There have been difficulties and a learning curve as well, Corbett said. He often finds a plethora of questions arising during a session, but the fast pace makes it so he doesn’t have time to get them out.

“Television production can be laborious physically and mentally. But like the tough work that kitchens dish out, it is similarly very gratifying to stand back and see your efforts being appreciated by the people,” said Corbett.

Kavanaugh is hoping that the show’s mix of talent, both on staff and from guests, will draw viewers from throughout Vermont and beyond.

“Outside of Burlington is very important to me, and you will see a number of guests representing areas from all over Vermont and beyond,” said Kavanaugh. “We will also bring folks in from Canada, as WCAX-TV is the official CBS affiliate for all of Quebec and parts of Ontario, including Ottawa.”
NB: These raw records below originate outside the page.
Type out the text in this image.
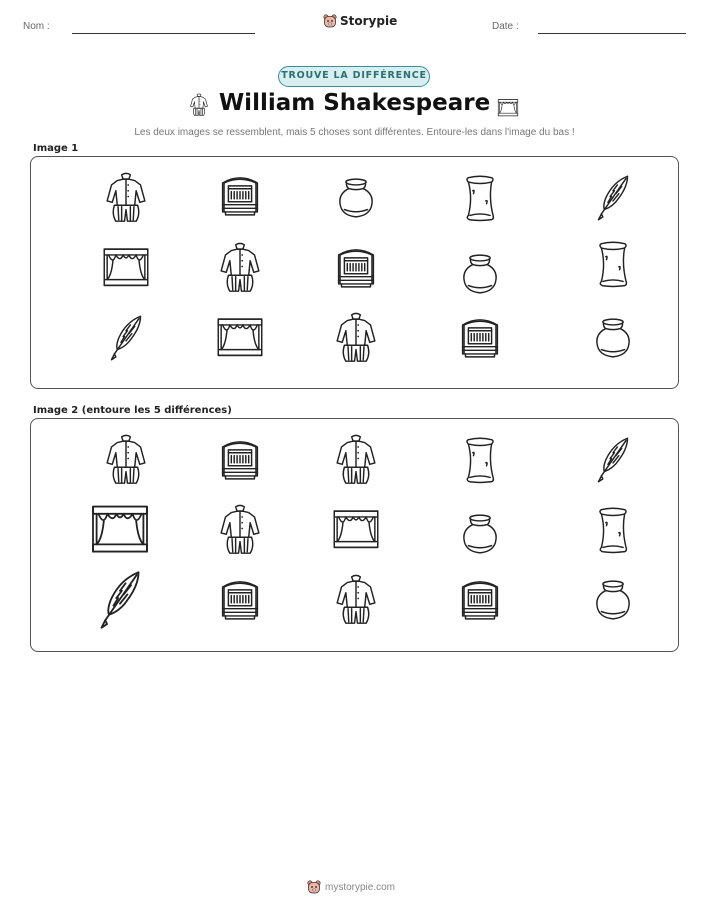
Nom :	Storypie	Date :
TROUVE LA DIFFÉRENCE
William Shakespeare
Les deux images se ressemblent, mais 5 choses sont différentes. Entoure-les dans l'image du bas !
Image 1
Image 2 (entoure les 5 différences)
mystorypie.com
He has some help in that department: Nicole Fenton, who works for Harwood Moses Chambers, an advertising and public relations agency in Stowe, and Sarah Badger, who is the chief spokeswoman for Vermont Teddy Bear, are helping line up guests for the show.

Kavanaugh also will have a regular troupe of actors to call upon to help with the show’s skits.

“We have a number of performers for some of the regular skits as well, as I have called on and will continue to call on local theater groups to be a part of a skit,” said Kavanaugh.

The show will be taped before a live studio audience in Champlain College’s Alumni Auditorium, and the stage is set up so it can accommodate skits, musical acts, and seated guests.

“Half the stage is set up as the interview area with me behind a desk and guests on chairs. Like Carson, I will keep the guests out with me through the end of the show. The other half of the stage is the performing area for bands, theater groups, comedians, and live skits,” said Kavanaugh.

The show will open with a two-minute monologue delivered by Kavanaugh, then “on with the show.” With commercial breaks, that means a total of 22 minutes to fill.

“And 22 minutes goes by fast,” he said.

To find out more about upcoming guests and how to get tickets to be part of the live studio audience, visit

About Tim Kavanaugh

Kavanagh, who grew up in Newport, began his Burlington acting career with the Champlain College Theater Department while attending the school. He went on to perform in numerous theater productions with Lyric Theatre and also with other local theater companies.

Having hosted numerous live events, Kavanagh was acknowledged on Entertainment Tonight for serving as master of ceremonies for Jim Carrey at his wrap party for the feature film Me, Myself, and Irene.

Kavanagh’s comedy career continued when he joined forces with local comedy troupe Kamikaze Comedy in 2003. Most recently, he performed improv comedy at The House of Blues and The Four Seasons Hotel in Chicago.

He lives in Burlington with his wife Sherry and three sons.